Дверь открывается. В проеме нарисовывается Аннушка в мужской компании. Подмогу привела, заботливая. Между Костей и Даниилом, как представляют мужчину, есть отдалённое сходство. Понятно, кто у нас родственник.

Мне даже на руку, что Костю немного отвлекают. Закидываю удочку о том, что процесс восстановления с такими нагрузками будет долгим, и спешу ретироваться. Понятно и так, что не отстанет.

Полученный жизненный опыт мне подсказывал, что такие «командировки для отвода глаз» ни к чему хорошему не приведут. Наркотики, торговля оружием – это в принципе сферы небезопасные.

– Алёна Богдановна, милая, не спеши, – успеваю только коснуться ручки автомобиля, как на плечо ложится мужская рука.

Глава 67

– Алёнушка, дорогая, ты пойми – если информация дошла до меня, значит, дела определённо плохи. Сейчас я чист. Кристально. Коллеги твои промыли мне всё, что было возможно.
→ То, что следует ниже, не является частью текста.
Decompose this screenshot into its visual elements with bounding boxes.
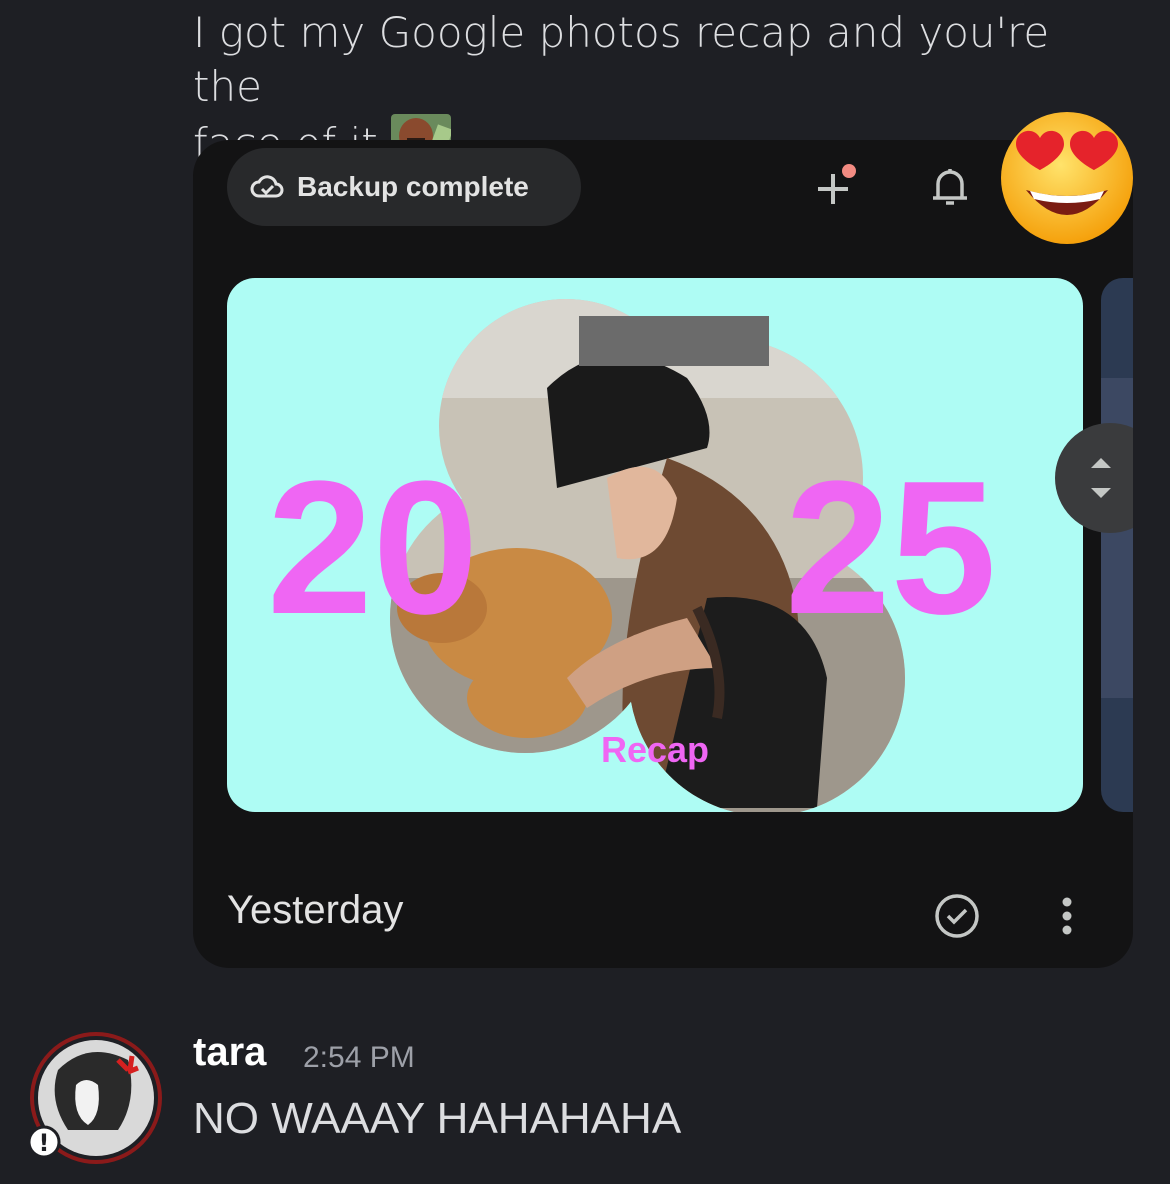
image-attachment[interactable]: Backup complete 20 25 Recap Yesterday [193, 140, 1133, 968]
heart-eyes-emoji-icon [1001, 112, 1133, 244]
recap-card[interactable]: 20 25 Recap [227, 278, 1083, 812]
message-timestamp: 2:54 PM [303, 1041, 415, 1074]
check-circle-icon[interactable] [933, 892, 981, 940]
message-text-2: NO WAAAY HAHAHAHA [193, 1094, 682, 1143]
backup-status-label: Backup complete [297, 171, 529, 202]
more-vert-icon[interactable] [1055, 892, 1079, 940]
recap-year-left: 20 [267, 442, 478, 654]
recap-collage: 20 25 Recap [267, 299, 996, 812]
user-avatar[interactable]: ! [28, 1030, 164, 1166]
recap-year-right: 25 [785, 442, 996, 654]
username[interactable]: tara [193, 1030, 266, 1075]
scroll-handle[interactable] [1055, 423, 1133, 533]
svg-text:!: ! [39, 1129, 50, 1157]
cloud-check-icon [250, 175, 284, 198]
next-card-preview[interactable] [1101, 278, 1133, 812]
backup-status-pill[interactable]: Backup complete [227, 148, 581, 226]
plus-icon[interactable] [811, 162, 861, 212]
bell-icon[interactable] [925, 162, 975, 212]
scroll-arrows-icon [1091, 458, 1111, 498]
date-heading: Yesterday [227, 888, 404, 932]
message-line-1: I got my Google photos recap and you're … [193, 8, 1050, 111]
recap-label: Recap [601, 729, 709, 770]
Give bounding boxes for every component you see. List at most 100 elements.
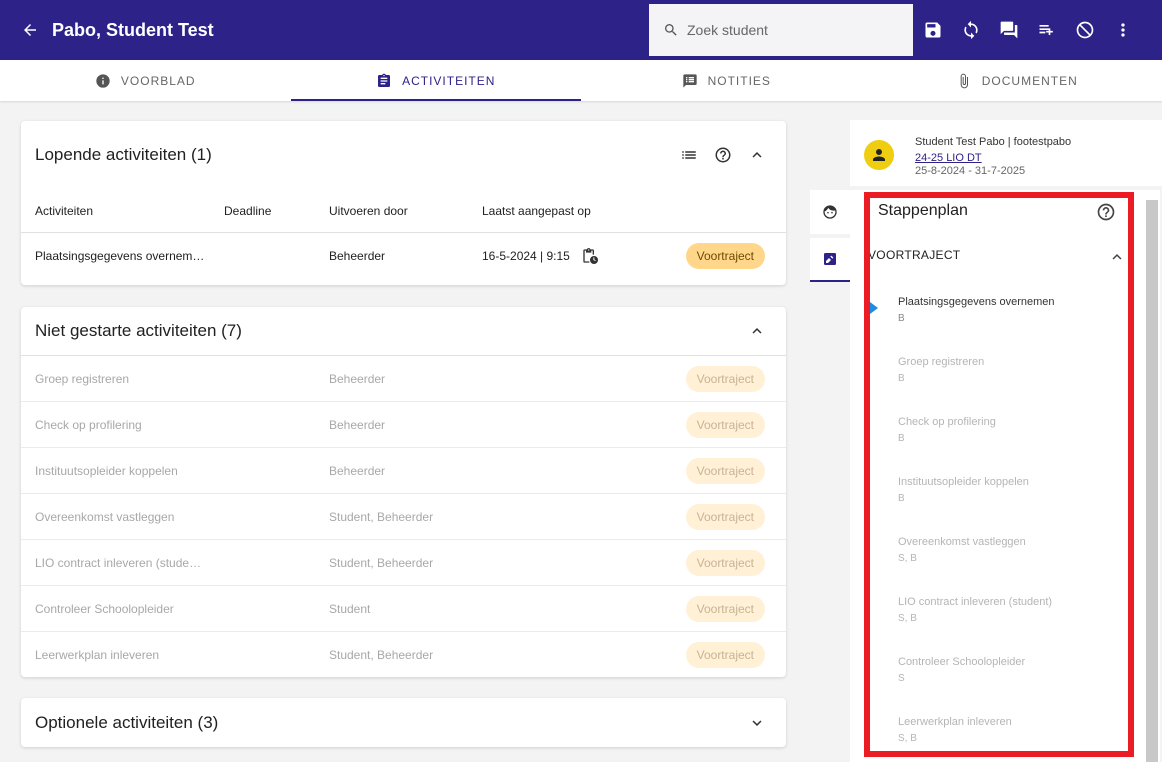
avatar (864, 140, 894, 170)
lopende-activiteiten-card: Lopende activiteiten (1) Activiteiten De… (21, 121, 786, 285)
table-row[interactable]: Leerwerkplan inleveren Student, Beheerde… (21, 632, 786, 678)
student-title: Pabo, Student Test (52, 19, 214, 40)
step-item[interactable]: Check op profilering B (850, 410, 1140, 470)
edit-note-icon (824, 253, 836, 265)
table-row[interactable]: Instituutsopleider koppelen Beheerder Vo… (21, 448, 786, 494)
chevron-up-icon[interactable] (1108, 248, 1126, 266)
step-roles: B (898, 313, 905, 324)
clipboard-icon (378, 73, 391, 87)
step-roles: S, B (898, 733, 917, 744)
save-button[interactable] (918, 15, 948, 45)
expand-button[interactable] (746, 712, 768, 734)
clipboard-clock-icon[interactable] (582, 248, 598, 264)
step-item[interactable]: LIO contract inleveren (student) S, B (850, 590, 1140, 650)
tab-documenten[interactable]: DOCUMENTEN (872, 60, 1162, 101)
search-input[interactable] (687, 22, 887, 38)
column-uitvoeren-door: Uitvoeren door (329, 203, 408, 218)
help-icon[interactable] (1096, 202, 1116, 222)
student-name: Student Test Pabo | footestpabo (915, 136, 1072, 148)
side-tabs (810, 190, 850, 286)
table-row[interactable]: Plaatsingsgegevens overnem… Beheerder 16… (21, 233, 786, 279)
activity-name: Overeenkomst vastleggen (35, 509, 175, 524)
step-roles: S (898, 673, 905, 684)
side-tab-stappenplan[interactable] (810, 238, 850, 282)
step-item[interactable]: Instituutsopleider koppelen B (850, 470, 1140, 530)
comment-icon (1000, 21, 1018, 39)
step-name: Groep registreren (898, 356, 985, 368)
optionele-activiteiten-card[interactable]: Optionele activiteiten (3) (21, 698, 786, 747)
tab-voorblad[interactable]: VOORBLAD (0, 60, 291, 101)
lopende-column-headers: Activiteiten Deadline Uitvoeren door Laa… (21, 189, 786, 233)
list-view-button[interactable] (678, 144, 700, 166)
save-icon (925, 22, 941, 38)
more-vert-icon (1121, 23, 1125, 37)
playlist-add-button[interactable] (1032, 15, 1062, 45)
table-row[interactable]: Overeenkomst vastleggen Student, Beheerd… (21, 494, 786, 540)
step-item[interactable]: Plaatsingsgegevens overnemen B (850, 290, 1140, 350)
optioneel-title: Optionele activiteiten (3) (35, 712, 219, 732)
tab-voorblad-label: VOORBLAD (120, 73, 196, 88)
activity-door: Beheerder (329, 463, 386, 478)
step-name: Leerwerkplan inleveren (898, 716, 1012, 728)
chevron-up-icon (752, 328, 762, 334)
student-program-link[interactable]: 24-25 LIO DT (915, 152, 982, 164)
tab-notities[interactable]: NOTITIES (581, 60, 872, 101)
playlist-add-icon (1039, 25, 1053, 35)
activity-name: Groep registreren (35, 371, 130, 386)
list-icon (682, 151, 696, 159)
collapse-button[interactable] (746, 320, 768, 342)
search-field[interactable] (649, 4, 913, 56)
step-name: Instituutsopleider koppelen (898, 476, 1029, 488)
side-tab-face[interactable] (810, 190, 850, 234)
comment-button[interactable] (994, 15, 1024, 45)
chevron-up-icon (752, 152, 762, 158)
phase-badge: Voortraject (685, 457, 765, 484)
main-tabs: VOORBLAD ACTIVITEITEN NOTITIES DOCUMENTE… (0, 60, 1162, 101)
more-menu-button[interactable] (1108, 15, 1138, 45)
column-deadline: Deadline (224, 203, 272, 218)
step-roles: S, B (898, 613, 917, 624)
step-roles: B (898, 493, 905, 504)
notes-icon (682, 73, 697, 88)
step-name: Check op profilering (898, 416, 996, 428)
activity-door: Beheerder (329, 371, 386, 386)
step-roles: B (898, 373, 905, 384)
block-icon (1076, 21, 1094, 39)
column-activiteiten: Activiteiten (35, 203, 94, 218)
table-row[interactable]: Check op profilering Beheerder Voortraje… (21, 402, 786, 448)
niet-gestart-title: Niet gestarte activiteiten (7) (35, 321, 242, 340)
tab-documenten-label: DOCUMENTEN (981, 73, 1078, 88)
table-row[interactable]: LIO contract inleveren (stude… Student, … (21, 540, 786, 586)
phase-badge: Voortraject (685, 595, 765, 622)
activity-name: Check op profilering (35, 417, 142, 432)
activity-name: LIO contract inleveren (stude… (35, 555, 202, 570)
step-name: Overeenkomst vastleggen (898, 536, 1026, 548)
block-button[interactable] (1070, 15, 1100, 45)
stappenplan-panel: Stappenplan VOORTRAJECT Plaatsingsgegeve… (850, 190, 1160, 762)
step-item[interactable]: Overeenkomst vastleggen S, B (850, 530, 1140, 590)
scrollbar[interactable] (1146, 200, 1158, 762)
help-button[interactable] (712, 144, 734, 166)
step-roles: B (898, 433, 905, 444)
activity-door: Student, Beheerder (329, 509, 434, 524)
step-item[interactable]: Leerwerkplan inleveren S, B (850, 710, 1140, 762)
back-button[interactable] (8, 0, 52, 60)
activity-name: Leerwerkplan inleveren (35, 648, 160, 662)
step-name: Plaatsingsgegevens overnemen (898, 296, 1055, 308)
sync-button[interactable] (956, 15, 986, 45)
step-item[interactable]: Groep registreren B (850, 350, 1140, 410)
lopende-title: Lopende activiteiten (1) (35, 145, 212, 164)
table-row[interactable]: Controleer Schoolopleider Student Voortr… (21, 586, 786, 632)
niet-gestarte-activiteiten-card: Niet gestarte activiteiten (7) Groep reg… (21, 307, 786, 677)
lopende-tools (666, 121, 768, 189)
activity-door: Beheerder (329, 417, 386, 432)
tab-activiteiten[interactable]: ACTIVITEITEN (290, 60, 582, 101)
arrow-left-icon (24, 24, 36, 36)
collapse-button[interactable] (746, 144, 768, 166)
step-item[interactable]: Controleer Schoolopleider S (850, 650, 1140, 710)
phase-badge: Voortraject (685, 243, 765, 269)
phase-badge: Voortraject (685, 503, 765, 530)
person-icon (873, 149, 885, 161)
table-row[interactable]: Groep registreren Beheerder Voortraject (21, 356, 786, 402)
activity-name: Controleer Schoolopleider (35, 601, 174, 616)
У нас с Леонидом поздний обед в ресторане. На этот раз заведение уже другое, но, видимо, также ему принадлежит, в интерьере присутствуют такие же нотки «дорого-богато». Весь второй этаж в нашем распоряжении. Посредством ресторанного и отельного бизнеса проще всего отмывать незаконно нажитые средства. Музыка играет негромко. Выбор композиции совершенно не подходит стилистике заведения. Ресторан грузино-армянской кухни, а играет песня Леонида Портного «Кто создал тебя такую».

Наша с ним странная игра местами увлекает, спорить смысла нет. Дополнительное разнообразие в мою и так не скучную жизнь.

– К счастью, Вашему, промывали Вас не мои коллеги. Иначе обедала бы я сейчас в одиночестве.

– А меня бы черви ели?! – произносит с возмущённым смешком.

Передёргиваю плечами, мол, как знать.

– Посыл у мыслей был другой, Алёнушка. Не меняй тему. Твой молодой человек, – говорит о Косте, в первый раз я его поправила, но эффекта эта не возымело, – возможно, не так уж и плох. Но я предпочитаю перестраховываться, поэтому помогу ему в решении возникшей проблемы…, – подбирает слова. – С обратной стороны баррикад.

– Боюсь представить, каким образом. Вы же чисты. Кристально.

– Ох, Алёнушка, – вздыхает, глядя мне в глаза. – Был бы я лет на двадцать-тридцать моложе, не стал бы помогать конкурентам. Сам бы поборолся, – в его глазах вспыхивают сатанинского вида огоньки, полные задора. В такие моменты ясно, как божий день, – Леонид в жизни не такой добрейший человек, как при общении со мной.

– Десять.

– Что прости? – сводит брови к переносице.

– Минус десять лет было бы достаточно, – смотрю на него с многозначительным видом, поглубже припрятав улыбку.

В очередной раз он начинает открыто и заразительно смеяться.